For Sick, Elderly Patients, Surgical Decision Making “Takes A Village”
Surgical decision making for sick, elderly patients should be orchestrated by a multidisciplinary team, including the patient, his or her family, the surgeon, primary care physician, nurses and non-clinicians, such as social workers, advocates Laurent G. Glance, M.D., in a perspective piece published today in the New England Journal of Medicine.
For this group of patients, surgery can be very risky. Glance, professor and vice-chair for research in the Department of Anesthesiology at the University of Rochester School of Medicine and Dentistry believes a more patient-centered, team-based treatment approach would lead to higher quality care that matches the values and preferences of the sickest patients.
Usually, patients undergo a one-on-one consultation with their surgeon, who is frequently solely responsible for most of the decision making and management surrounding a possible surgical procedure. However, this traditional approach has potential pitfalls. For example, patients may not always be presented the full range of treatment options, such as medical treatment, less invasive surgical options, or watchful waiting.

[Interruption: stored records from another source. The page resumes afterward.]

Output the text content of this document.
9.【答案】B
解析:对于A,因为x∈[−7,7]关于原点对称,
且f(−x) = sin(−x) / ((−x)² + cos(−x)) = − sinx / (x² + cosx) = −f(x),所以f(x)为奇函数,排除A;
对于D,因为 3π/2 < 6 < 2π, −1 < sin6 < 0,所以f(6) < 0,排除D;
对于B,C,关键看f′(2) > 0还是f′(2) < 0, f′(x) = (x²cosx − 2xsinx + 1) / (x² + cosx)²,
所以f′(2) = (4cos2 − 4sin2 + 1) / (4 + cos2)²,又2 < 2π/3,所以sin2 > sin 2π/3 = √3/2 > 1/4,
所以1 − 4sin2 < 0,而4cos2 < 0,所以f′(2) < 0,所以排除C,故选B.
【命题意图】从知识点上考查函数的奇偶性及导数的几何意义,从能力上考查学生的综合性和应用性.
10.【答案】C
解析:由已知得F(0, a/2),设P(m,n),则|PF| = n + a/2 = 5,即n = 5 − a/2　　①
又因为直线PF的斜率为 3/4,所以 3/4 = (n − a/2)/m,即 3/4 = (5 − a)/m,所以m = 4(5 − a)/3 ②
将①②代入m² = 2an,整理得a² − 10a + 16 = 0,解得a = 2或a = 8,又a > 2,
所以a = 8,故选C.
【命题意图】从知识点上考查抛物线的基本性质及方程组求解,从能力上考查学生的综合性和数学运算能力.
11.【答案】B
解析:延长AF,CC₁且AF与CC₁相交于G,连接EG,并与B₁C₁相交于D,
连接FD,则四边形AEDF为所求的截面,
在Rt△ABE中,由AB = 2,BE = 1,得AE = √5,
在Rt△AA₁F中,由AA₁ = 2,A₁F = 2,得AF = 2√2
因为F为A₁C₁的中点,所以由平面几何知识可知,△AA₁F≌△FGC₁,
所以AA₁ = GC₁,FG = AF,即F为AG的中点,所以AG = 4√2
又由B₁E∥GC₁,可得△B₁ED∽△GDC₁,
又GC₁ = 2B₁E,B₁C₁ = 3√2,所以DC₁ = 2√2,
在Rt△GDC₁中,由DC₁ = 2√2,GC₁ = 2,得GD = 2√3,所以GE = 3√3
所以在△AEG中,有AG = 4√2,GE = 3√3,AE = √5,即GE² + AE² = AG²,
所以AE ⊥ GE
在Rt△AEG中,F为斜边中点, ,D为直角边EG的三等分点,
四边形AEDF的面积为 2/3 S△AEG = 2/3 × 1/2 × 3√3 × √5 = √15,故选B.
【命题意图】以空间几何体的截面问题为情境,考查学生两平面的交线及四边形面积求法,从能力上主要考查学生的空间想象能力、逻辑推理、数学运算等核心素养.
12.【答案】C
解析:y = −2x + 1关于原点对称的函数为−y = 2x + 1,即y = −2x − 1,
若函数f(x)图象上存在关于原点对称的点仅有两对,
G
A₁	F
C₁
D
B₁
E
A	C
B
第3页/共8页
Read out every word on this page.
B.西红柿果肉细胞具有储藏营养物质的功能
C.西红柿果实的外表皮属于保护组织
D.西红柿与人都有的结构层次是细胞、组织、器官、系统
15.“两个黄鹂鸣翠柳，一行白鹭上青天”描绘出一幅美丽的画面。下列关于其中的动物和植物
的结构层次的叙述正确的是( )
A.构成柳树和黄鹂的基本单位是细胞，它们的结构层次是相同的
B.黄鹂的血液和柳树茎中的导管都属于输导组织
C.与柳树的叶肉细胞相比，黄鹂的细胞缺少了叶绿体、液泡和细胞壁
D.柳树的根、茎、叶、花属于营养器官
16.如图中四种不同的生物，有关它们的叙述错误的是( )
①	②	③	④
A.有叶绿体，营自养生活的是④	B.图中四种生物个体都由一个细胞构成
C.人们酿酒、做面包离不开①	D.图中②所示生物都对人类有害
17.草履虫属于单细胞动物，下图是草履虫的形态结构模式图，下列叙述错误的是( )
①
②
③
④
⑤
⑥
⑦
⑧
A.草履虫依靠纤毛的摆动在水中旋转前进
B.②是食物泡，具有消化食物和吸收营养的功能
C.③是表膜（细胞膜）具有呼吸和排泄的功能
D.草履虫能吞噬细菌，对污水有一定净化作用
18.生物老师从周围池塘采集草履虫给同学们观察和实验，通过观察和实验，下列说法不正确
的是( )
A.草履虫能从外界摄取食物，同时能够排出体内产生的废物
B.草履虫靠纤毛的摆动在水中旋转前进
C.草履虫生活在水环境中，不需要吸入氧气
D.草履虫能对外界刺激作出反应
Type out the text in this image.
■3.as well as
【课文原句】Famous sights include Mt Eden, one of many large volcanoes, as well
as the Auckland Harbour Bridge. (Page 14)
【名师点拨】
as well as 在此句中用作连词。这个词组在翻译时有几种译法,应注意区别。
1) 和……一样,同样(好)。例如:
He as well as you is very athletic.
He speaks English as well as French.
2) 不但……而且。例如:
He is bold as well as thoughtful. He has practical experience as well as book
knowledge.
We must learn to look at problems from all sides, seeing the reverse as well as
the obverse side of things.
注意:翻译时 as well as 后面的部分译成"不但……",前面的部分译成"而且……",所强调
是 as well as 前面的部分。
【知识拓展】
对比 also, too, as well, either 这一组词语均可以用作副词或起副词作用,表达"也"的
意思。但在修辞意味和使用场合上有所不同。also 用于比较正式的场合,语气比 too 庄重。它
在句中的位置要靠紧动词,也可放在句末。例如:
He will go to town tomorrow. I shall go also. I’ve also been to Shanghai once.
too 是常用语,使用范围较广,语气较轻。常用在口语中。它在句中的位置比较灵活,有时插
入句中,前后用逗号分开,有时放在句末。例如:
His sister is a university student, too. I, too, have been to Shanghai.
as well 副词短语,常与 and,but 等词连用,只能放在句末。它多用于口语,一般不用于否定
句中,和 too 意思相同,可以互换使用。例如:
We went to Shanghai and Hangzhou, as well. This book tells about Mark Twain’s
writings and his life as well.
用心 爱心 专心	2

“Evaluating treatment options, formulating recommendations and articulating the benefits and risks to patients comprehensively require more than a well-informed or experienced surgeon,” noted Glance, who is also a professor of Public Health Sciences and a cardiac anesthesiologist at UR Medicine’s Strong Memorial Hospital, in addition to holding an adjunct appointment at RAND Health.
Consultation with a team of medical personnel, on the other hand, helps patients better understand the benefits and risks of each option, the likelihood of a good outcome and the risks of complications, enabling them to make informed decisions that are driven by what’s most important to them and their family.
According to the article, one-third of elderly Americans have surgery in the last 12 months of their lives, most within the last month. But, three-quarters of seriously ill patients say they would not choose surgery if they knew they are likely to have severe cognitive or functional complications afterward.
Currently, such teamwork occurs mostly on an ad hoc basis, says Glance. In the future, multidisciplinary teams could meet regularly – in person or virtually – to discuss high-risk cases. By limiting the focus of such efforts to frail, elderly patients or to those with complex conditions who stand to benefit most from this multidisciplinary approach, healthcare organizations could minimize the costs involved. However, Glance acknowledges that gaining acceptance of this shift in the current culture of surgical decision making may not be straightforward.